Advanced Usage with Custom Error Handling

import { validate } from '@canonical/webarchitect';
import type { ValidationResult } from '@canonical/webarchitect';

interface ValidationReport {
  summary: {
    total: number;
    passed: number;
    failed: number;
    success: boolean;
  };
  details: {
    passed: Array<{ rule: string; target?: string }>;
    failed: Array<{ rule: string; message?: string; target?: string }>;
  };
}

async function validateWithDetailedReporting(
  projectPath: string, 
  rulesetName: string
): Promise<ValidationReport> {
  try {
    const results: ValidationResult[] = await validate(projectPath, rulesetName);
    
    // Separate passed and failed results
    const passed = results.filter(r => r.passed);
    const failed = results.filter(r => !r.passed);
    
    // Generate a detailed report
    const report: ValidationReport = {
      summary: {
        total: results.length,
        passed: passed.length,
        failed: failed.length,
        success: failed.length === 0
      },
      details: {
        passed: passed.map(r => ({ rule: r.rule, target: r.context?.target })),
        failed: failed.map(r => ({ 
          rule: r.rule, 
          message: r.message,
          target: r.context?.target 
        }))
      }
    };
    
    return report;
  } catch (error) {
    throw new Error(`Failed to validate project: ${(error as Error).message}`);
  }
}

// Usage in a build script
validateWithDetailedReporting('./my-project', 'base-package')
  .then((report: ValidationReport) => {
    if (report.summary.success) {
      console.log('✅ Project validation successful');
    } else {
      console.log('❌ Project validation failed');
      console.log(`Failed rules: ${report.details.failed.length}`);
      report.details.failed.forEach(failure => {
        console.log(`  - ${failure.rule}: ${failure.message}`);
      });
    }
  })
  .catch((error: Error) => {
    console.error('Validation error:', error.message);
  });

Integration with Build Tools

The programmatic API makes it easy to integrate webarchitect into existing build processes.

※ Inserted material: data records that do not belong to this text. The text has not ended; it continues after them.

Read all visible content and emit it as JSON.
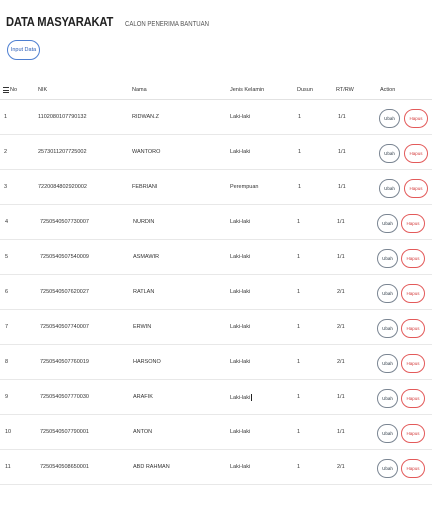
{
  "header": {
    "title": "DATA MASYARAKAT",
    "subtitle": "CALON PENERIMA BANTUAN",
    "input_button_label": "Input Data"
  },
  "table": {
    "columns": [
      "No",
      "NIK",
      "Nama",
      "Jenis Kelamin",
      "Dusun",
      "RT/RW",
      "Action"
    ],
    "ubah_label": "Ubah",
    "hapus_label": "Hapus",
    "rows": [
      {
        "no": "1",
        "nik": "1102080107790132",
        "nama": "RIDWAN.Z",
        "jk": "Laki-laki",
        "dusun": "1",
        "rtrw": "1/1"
      },
      {
        "no": "2",
        "nik": "2573011207725002",
        "nama": "WANTORO",
        "jk": "Laki-laki",
        "dusun": "1",
        "rtrw": "1/1"
      },
      {
        "no": "3",
        "nik": "7220084802920002",
        "nama": "FEBRIANI",
        "jk": "Perempuan",
        "dusun": "1",
        "rtrw": "1/1"
      },
      {
        "no": "4",
        "nik": "7250540507730007",
        "nama": "NURDIN",
        "jk": "Laki-laki",
        "dusun": "1",
        "rtrw": "1/1"
      },
      {
        "no": "5",
        "nik": "7250540507540009",
        "nama": "ASMAWIR",
        "jk": "Laki-laki",
        "dusun": "1",
        "rtrw": "1/1"
      },
      {
        "no": "6",
        "nik": "7250540507620027",
        "nama": "RATLAN",
        "jk": "Laki-laki",
        "dusun": "1",
        "rtrw": "2/1"
      },
      {
        "no": "7",
        "nik": "7250540507740007",
        "nama": "ERWIN",
        "jk": "Laki-laki",
        "dusun": "1",
        "rtrw": "2/1"
      },
      {
        "no": "8",
        "nik": "7250540507760019",
        "nama": "HARSONO",
        "jk": "Laki-laki",
        "dusun": "1",
        "rtrw": "2/1"
      },
      {
        "no": "9",
        "nik": "7250540507770030",
        "nama": "ARAFIK",
        "jk": "Laki-laki",
        "dusun": "1",
        "rtrw": "1/1"
      },
      {
        "no": "10",
        "nik": "7250540507790001",
        "nama": "ANTON",
        "jk": "Laki-laki",
        "dusun": "1",
        "rtrw": "1/1"
      },
      {
        "no": "11",
        "nik": "7250540508650001",
        "nama": "ABD RAHMAN",
        "jk": "Laki-laki",
        "dusun": "1",
        "rtrw": "2/1"
      }
    ]
  },
  "colors": {
    "primary_outline": "#4e7fd1",
    "danger_outline": "#e35a5a",
    "secondary_outline": "#7a8592"
  }
}
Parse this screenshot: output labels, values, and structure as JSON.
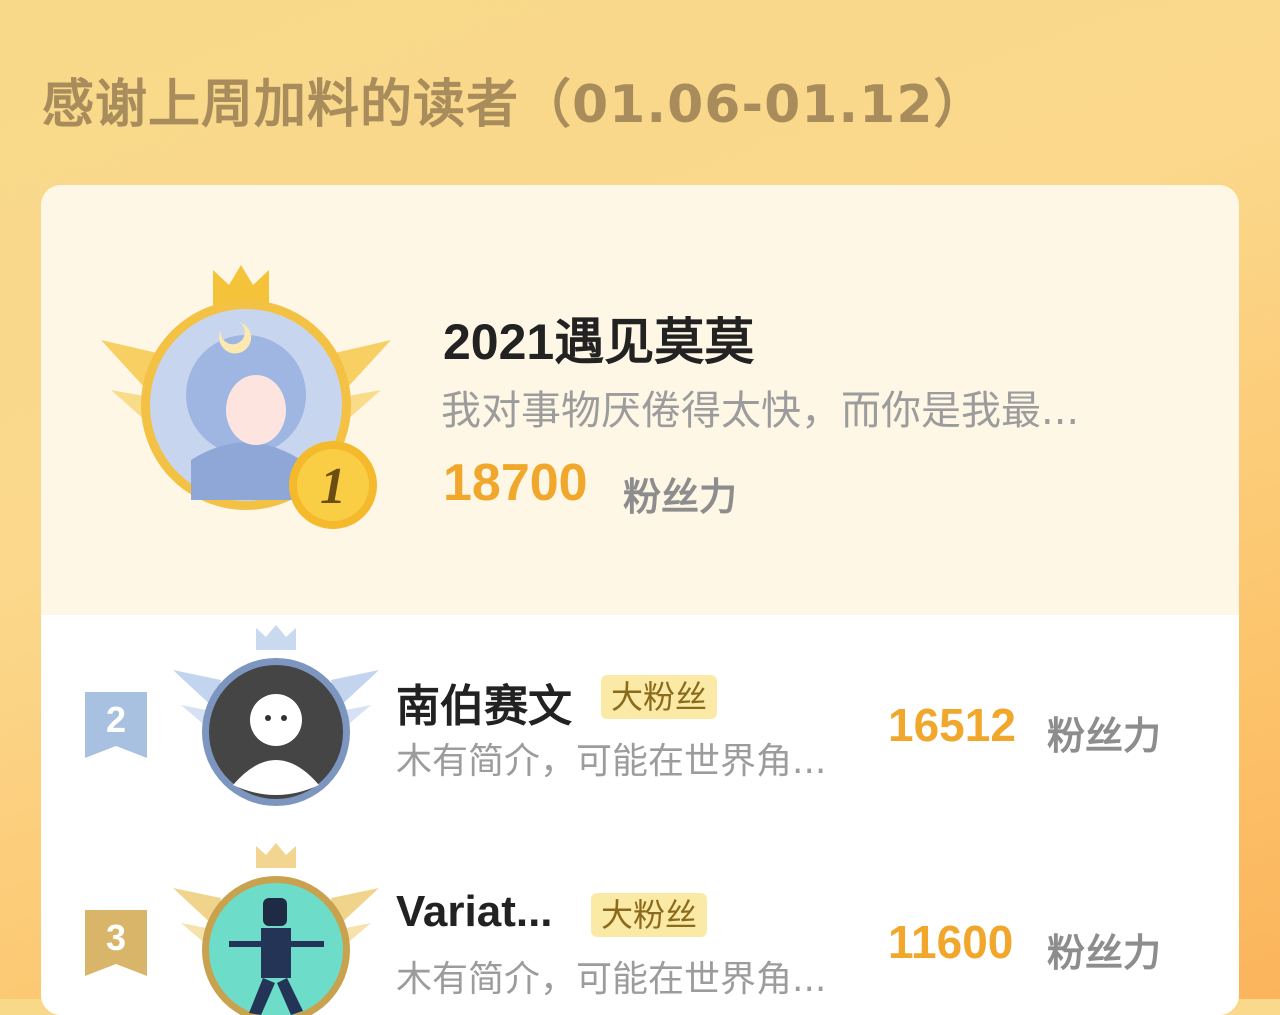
{
  "title": "感谢上周加料的读者（01.06-01.12）",
  "first": {
    "rank": "1",
    "name": "2021遇见莫莫",
    "bio": "我对事物厌倦得太快，而你是我最...",
    "score": "18700",
    "unit": "粉丝力"
  },
  "ranks": [
    {
      "rank": "2",
      "name": "南伯赛文",
      "badge": "大粉丝",
      "bio": "木有简介，可能在世界角...",
      "score": "16512",
      "unit": "粉丝力"
    },
    {
      "rank": "3",
      "name": "Variat...",
      "badge": "大粉丝",
      "bio": "木有简介，可能在世界角...",
      "score": "11600",
      "unit": "粉丝力"
    }
  ],
  "colors": {
    "score": "#f0a72b",
    "gold": "#f5c33a",
    "silver": "#a9c1e0",
    "bronze": "#d9b56a"
  }
}
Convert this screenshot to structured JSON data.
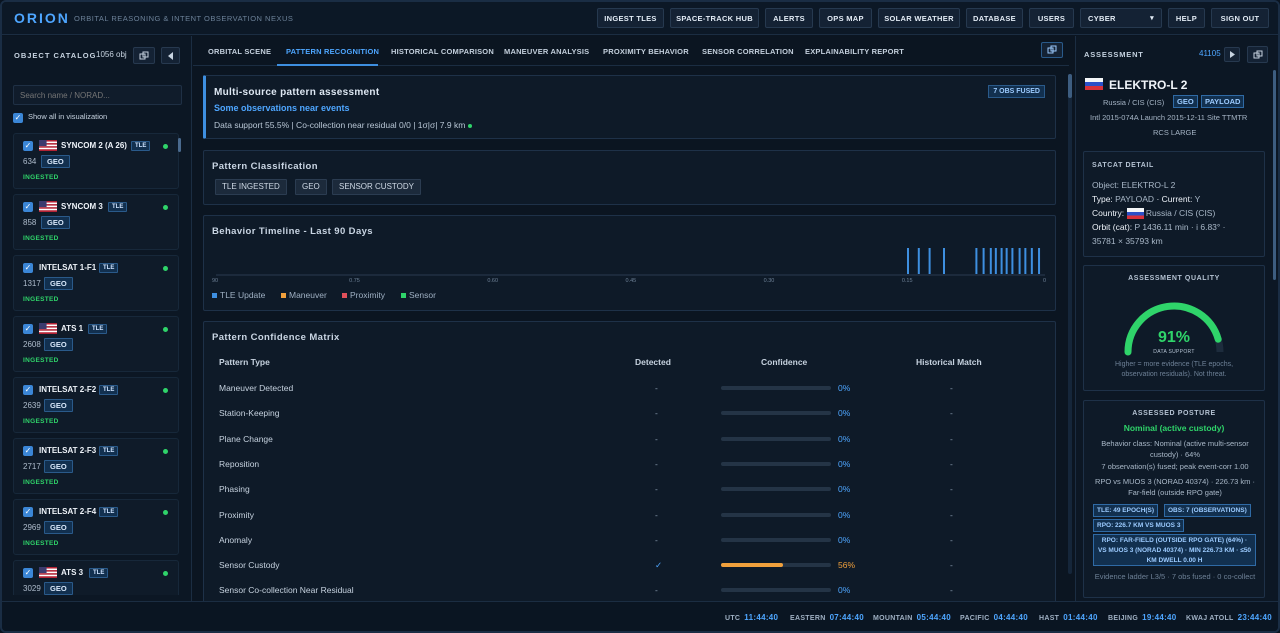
{
  "app": {
    "logo": "ORION",
    "tagline": "ORBITAL REASONING & INTENT OBSERVATION NEXUS"
  },
  "nav": [
    "INGEST TLES",
    "SPACE-TRACK HUB",
    "ALERTS",
    "OPS MAP",
    "SOLAR WEATHER",
    "DATABASE",
    "USERS"
  ],
  "nav_select": {
    "value": "CYBER",
    "arrow": "▾"
  },
  "nav_right": [
    "HELP",
    "SIGN OUT"
  ],
  "catalog": {
    "title": "OBJECT CATALOG",
    "count": "1056 obj",
    "search_placeholder": "Search name / NORAD...",
    "show_all": "Show all in visualization",
    "items": [
      {
        "name": "SYNCOM 2 (A 26)",
        "flag": "us",
        "num": "634",
        "orbit": "GEO",
        "status": "INGESTED",
        "tle": "TLE"
      },
      {
        "name": "SYNCOM 3",
        "flag": "us",
        "num": "858",
        "orbit": "GEO",
        "status": "INGESTED",
        "tle": "TLE"
      },
      {
        "name": "INTELSAT 1-F1",
        "flag": "",
        "num": "1317",
        "orbit": "GEO",
        "status": "INGESTED",
        "tle": "TLE"
      },
      {
        "name": "ATS 1",
        "flag": "us",
        "num": "2608",
        "orbit": "GEO",
        "status": "INGESTED",
        "tle": "TLE"
      },
      {
        "name": "INTELSAT 2-F2",
        "flag": "",
        "num": "2639",
        "orbit": "GEO",
        "status": "INGESTED",
        "tle": "TLE"
      },
      {
        "name": "INTELSAT 2-F3",
        "flag": "",
        "num": "2717",
        "orbit": "GEO",
        "status": "INGESTED",
        "tle": "TLE"
      },
      {
        "name": "INTELSAT 2-F4",
        "flag": "",
        "num": "2969",
        "orbit": "GEO",
        "status": "INGESTED",
        "tle": "TLE"
      },
      {
        "name": "ATS 3",
        "flag": "us",
        "num": "3029",
        "orbit": "GEO",
        "status": "INGESTED",
        "tle": "TLE"
      }
    ]
  },
  "tabs": [
    "ORBITAL SCENE",
    "PATTERN RECOGNITION",
    "HISTORICAL COMPARISON",
    "MANEUVER ANALYSIS",
    "PROXIMITY BEHAVIOR",
    "SENSOR CORRELATION",
    "EXPLAINABILITY REPORT"
  ],
  "assessment_header": {
    "title": "Multi-source pattern assessment",
    "subtitle": "Some observations near events",
    "detail": "Data support 55.5% | Co-collection near residual 0/0 | 1σ|σ| 7.9 km",
    "badge": "7 OBS FUSED"
  },
  "classification": {
    "title": "Pattern Classification",
    "chips": [
      "TLE INGESTED",
      "GEO",
      "SENSOR CUSTODY"
    ]
  },
  "timeline": {
    "title": "Behavior Timeline - Last 90 Days",
    "ticks": [
      "90",
      "0.75",
      "0.60",
      "0.45",
      "0.30",
      "0.15",
      "0"
    ],
    "legend": [
      {
        "label": "TLE Update",
        "color": "#3e8fe0"
      },
      {
        "label": "Maneuver",
        "color": "#f0a03c"
      },
      {
        "label": "Proximity",
        "color": "#e0505a"
      },
      {
        "label": "Sensor",
        "color": "#2fd46a"
      }
    ],
    "events_days_ago": [
      15,
      13.5,
      12,
      10,
      5.5,
      4.5,
      3.5,
      2.8,
      2,
      1.3,
      0.5,
      -0.5,
      -1.3,
      -2.2,
      -3.2
    ]
  },
  "matrix": {
    "title": "Pattern Confidence Matrix",
    "headers": {
      "type": "Pattern Type",
      "detected": "Detected",
      "confidence": "Confidence",
      "historical": "Historical Match"
    },
    "rows": [
      {
        "name": "Maneuver Detected",
        "detected": "-",
        "confidence": 0,
        "pct": "0%",
        "historical": "-"
      },
      {
        "name": "Station-Keeping",
        "detected": "-",
        "confidence": 0,
        "pct": "0%",
        "historical": "-"
      },
      {
        "name": "Plane Change",
        "detected": "-",
        "confidence": 0,
        "pct": "0%",
        "historical": "-"
      },
      {
        "name": "Reposition",
        "detected": "-",
        "confidence": 0,
        "pct": "0%",
        "historical": "-"
      },
      {
        "name": "Phasing",
        "detected": "-",
        "confidence": 0,
        "pct": "0%",
        "historical": "-"
      },
      {
        "name": "Proximity",
        "detected": "-",
        "confidence": 0,
        "pct": "0%",
        "historical": "-"
      },
      {
        "name": "Anomaly",
        "detected": "-",
        "confidence": 0,
        "pct": "0%",
        "historical": "-"
      },
      {
        "name": "Sensor Custody",
        "detected": "✓",
        "confidence": 56,
        "pct": "56%",
        "historical": "-"
      },
      {
        "name": "Sensor Co-collection Near Residual",
        "detected": "-",
        "confidence": 0,
        "pct": "0%",
        "historical": "-"
      }
    ]
  },
  "assessment": {
    "title": "ASSESSMENT",
    "id": "41105",
    "name": "ELEKTRO-L 2",
    "country": "Russia / CIS (CIS)",
    "tags": [
      "GEO",
      "PAYLOAD"
    ],
    "intl": "Intl 2015-074A  Launch 2015-12-11  Site TTMTR",
    "rcs": "RCS LARGE",
    "satcat": {
      "title": "SATCAT DETAIL",
      "object": "ELEKTRO-L 2",
      "type": "PAYLOAD",
      "current": "Y",
      "country": "Russia / CIS (CIS)",
      "orbit_line1": "P 1436.11 min · i 6.83° ·",
      "orbit_line2": "35781 × 35793 km",
      "labels": {
        "object": "Object:",
        "type": "Type:",
        "current": "Current:",
        "country": "Country:",
        "orbit": "Orbit (cat):"
      }
    },
    "quality": {
      "title": "ASSESSMENT QUALITY",
      "value": 91,
      "display": "91%",
      "label": "DATA SUPPORT",
      "note": "Higher = more evidence (TLE epochs, observation residuals). Not threat."
    },
    "posture": {
      "title": "ASSESSED POSTURE",
      "status": "Nominal (active custody)",
      "behavior": "Behavior class: Nominal (active multi-sensor custody) · 64%",
      "fused": "7 observation(s) fused; peak event-corr 1.00",
      "rpo": "RPO vs MUOS 3 (NORAD 40374) · 226.73 km · Far-field (outside RPO gate)",
      "tags": [
        "TLE: 49 EPOCH(S)",
        "OBS: 7 (OBSERVATIONS)",
        "RPO: 226.7 KM VS MUOS 3"
      ],
      "rpo_tag": "RPO: FAR-FIELD (OUTSIDE RPO GATE) (64%) · VS MUOS 3 (NORAD 40374) · MIN 226.73 KM · ≤50 KM DWELL 0.00 H",
      "ladder": "Evidence ladder L3/5 · 7 obs fused · 0 co-collect"
    }
  },
  "clocks": [
    {
      "zone": "UTC",
      "time": "11:44:40"
    },
    {
      "zone": "EASTERN",
      "time": "07:44:40"
    },
    {
      "zone": "MOUNTAIN",
      "time": "05:44:40"
    },
    {
      "zone": "PACIFIC",
      "time": "04:44:40"
    },
    {
      "zone": "HAST",
      "time": "01:44:40"
    },
    {
      "zone": "BEIJING",
      "time": "19:44:40"
    },
    {
      "zone": "KWAJ ATOLL",
      "time": "23:44:40"
    }
  ],
  "colors": {
    "accent": "#4ea6ff",
    "ok": "#2fd46a",
    "warn": "#f0a03c"
  }
}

You can add validation steps to webpack configurations, gulp tasks, or any other build system that supports Node.js plugins.

Known caveats?

  • Plain Text File Validation - Webarchitect only validates JSON files. While it can verify that plain text files like LICENSE or README.md exist, it cannot validate their contents. This limitation affects license text verification, documentation standards, and configuration files that use non-JSON formats.
  • IDE Integration - No real-time validation feedback is available yet in code editors. Developers must run webarchitect manually or through build scripts to see validation results. Real-time diagnostics would require Language Server Protocol implementation or editor-specific plugins.
  • Svelte support - No svelte-specific ruleset has been developed yet.
  • Error Code Granularity - All validation failures return the same exit code (1) regardless of failure type. Missing files, invalid JSON syntax, and schema validation failures are not distinguished programmatically. This limits automated error handling and reporting capabilities.